𝐌𝐀 𝐁𝐄𝐋𝐋𝐄 𝐅𝐄𝐌𝐌𝐄...
Bourges,
29 juillet 1917
Ma belle femme,
Je t'écris à nouveau ces petits mots doux sous les regards indiscrets de mes compagnons qui me toisent en riant aux éclats, me voyant sourire tel un imbécile devant ce bout papier.
Le précédent assaut a été une réelle boucherie absolument inutile et sans but précis. Au début, ils étaient vingt mille. Après avoir passé les barbelés, ils n'étaient plus que quinze mille environ. Et seulement hier, j'ai appris que seulement cinq mille de ces soldats avaient pu survivre grâce à un repli demandé par le Général Pétain bien qu'en rebroussant chemin, certains n'ont pas été à l'abri des balles et des éclats d'obus et ont eu le droit à un beau voyage à l'infirmerie ou en troisième ligne.
Ma pauvre femme, tu ne peux pas imaginer le paysage qui nous environne. Plus aucune végétation, ni même une ruine ; ici et là, un moignon de tronc d'arbre se dresse tragiquement sur le sol, criblé par des milliers et des milliers de trous d'obus et d'impact de balles qui se touchent.
Plus de tranchées ni de boyaux pour se repérer.
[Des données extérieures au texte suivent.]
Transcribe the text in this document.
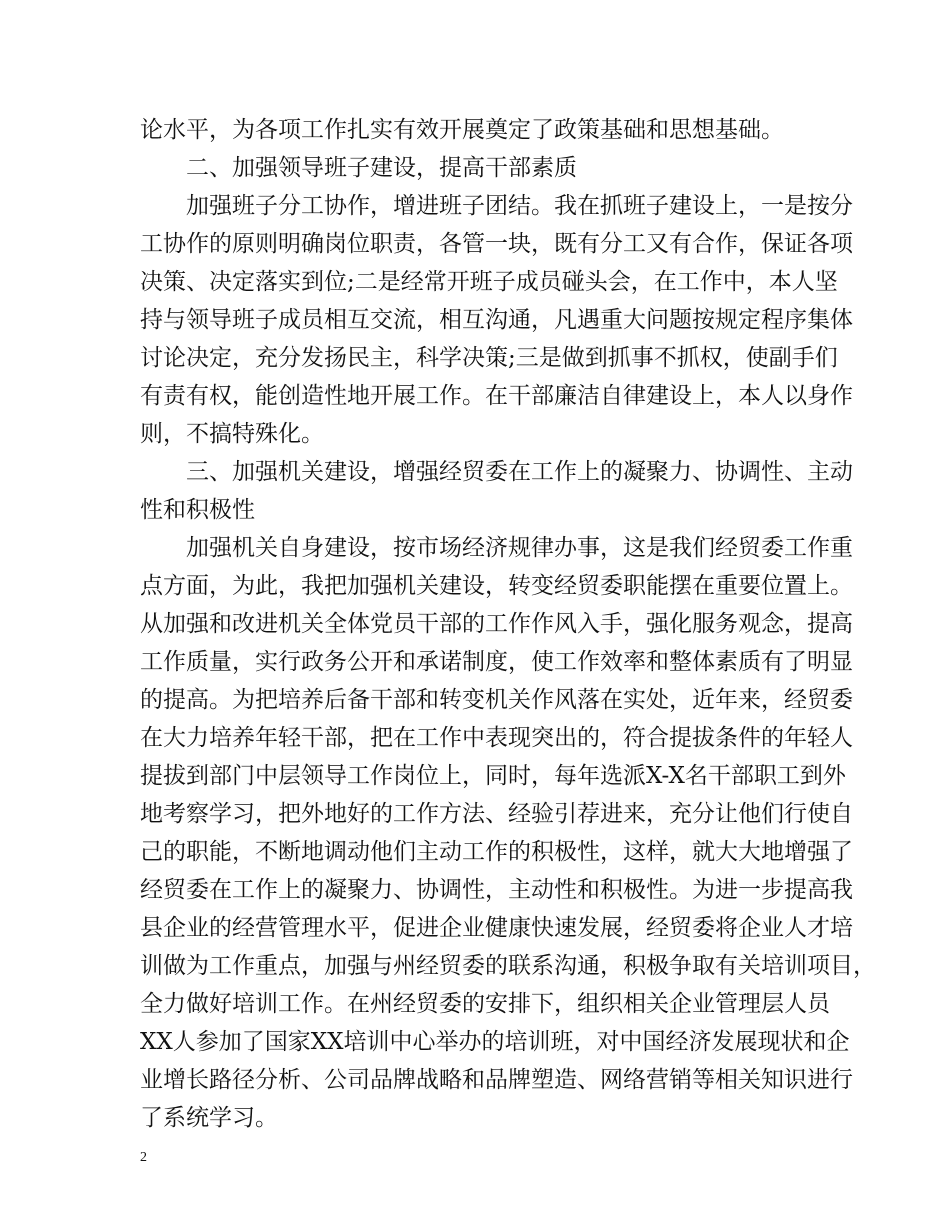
论水平，为各项工作扎实有效开展奠定了政策基础和思想基础。
二、加强领导班子建设，提高干部素质
加强班子分工协作，增进班子团结。我在抓班子建设上，一是按分
工协作的原则明确岗位职责，各管一块，既有分工又有合作，保证各项
决策、决定落实到位;二是经常开班子成员碰头会，在工作中，本人坚
持与领导班子成员相互交流，相互沟通，凡遇重大问题按规定程序集体
讨论决定，充分发扬民主，科学决策;三是做到抓事不抓权，使副手们
有责有权，能创造性地开展工作。在干部廉洁自律建设上，本人以身作
则，不搞特殊化。
三、加强机关建设，增强经贸委在工作上的凝聚力、协调性、主动
性和积极性
加强机关自身建设，按市场经济规律办事，这是我们经贸委工作重
点方面，为此，我把加强机关建设，转变经贸委职能摆在重要位置上。
从加强和改进机关全体党员干部的工作作风入手，强化服务观念，提高
工作质量，实行政务公开和承诺制度，使工作效率和整体素质有了明显
的提高。为把培养后备干部和转变机关作风落在实处，近年来，经贸委
在大力培养年轻干部，把在工作中表现突出的，符合提拔条件的年轻人
提拔到部门中层领导工作岗位上，同时，每年选派X-X名干部职工到外
地考察学习，把外地好的工作方法、经验引荐进来，充分让他们行使自
己的职能，不断地调动他们主动工作的积极性，这样，就大大地增强了
经贸委在工作上的凝聚力、协调性，主动性和积极性。为进一步提高我
县企业的经营管理水平，促进企业健康快速发展，经贸委将企业人才培
训做为工作重点，加强与州经贸委的联系沟通，积极争取有关培训项目，
全力做好培训工作。在州经贸委的安排下，组织相关企业管理层人员
XX人参加了国家XX培训中心举办的培训班，对中国经济发展现状和企
业增长路径分析、公司品牌战略和品牌塑造、网络营销等相关知识进行
了系统学习。
2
Entre nous et les Allemands, un seul réseau de barbelés, tout le reste a été pulvérisé au fur et à mesure de la canonnade. Mais plus active que le bombardement, pire que le manque de ravitaillement, c'est l'odeur de décomposition et de gaz qui traîne, lourde et pestilentielle, qui te serre les tripes, te soulève le cœur, t'empêche de manger et même de boire.
Nous vivons sur un immense charnier où seuls d'immondes mouches gorgées de sang et de gros rats luisants de graisse ont l'air de se complaire : tout est empuanti par les cadavres en décomposition, les déchets humains de toutes sortes, les poussières des explosifs et les nappes de gaz.
C'est donc après ce court récit des péripéties du mois dernier que je vais t'annoncer la chose suivante, bien que je ne sois pas très doué par faire ce genre de chose...
Je ne reviendrai pas de la guerre et s'il te plaît, je t'en supplie par la grâce de Dieu, ne pleure pas, sois forte. Le dernier assaut que j'ai effectué m'a coûté mon pied gauche et je repars au front demain matin à la première heure... À cet instant là, lorsque je franchirai la première ligne et que je pénètrerai à nouveau sur le champ de bataille, je me dirigerai malheureusement vers une mort certaine.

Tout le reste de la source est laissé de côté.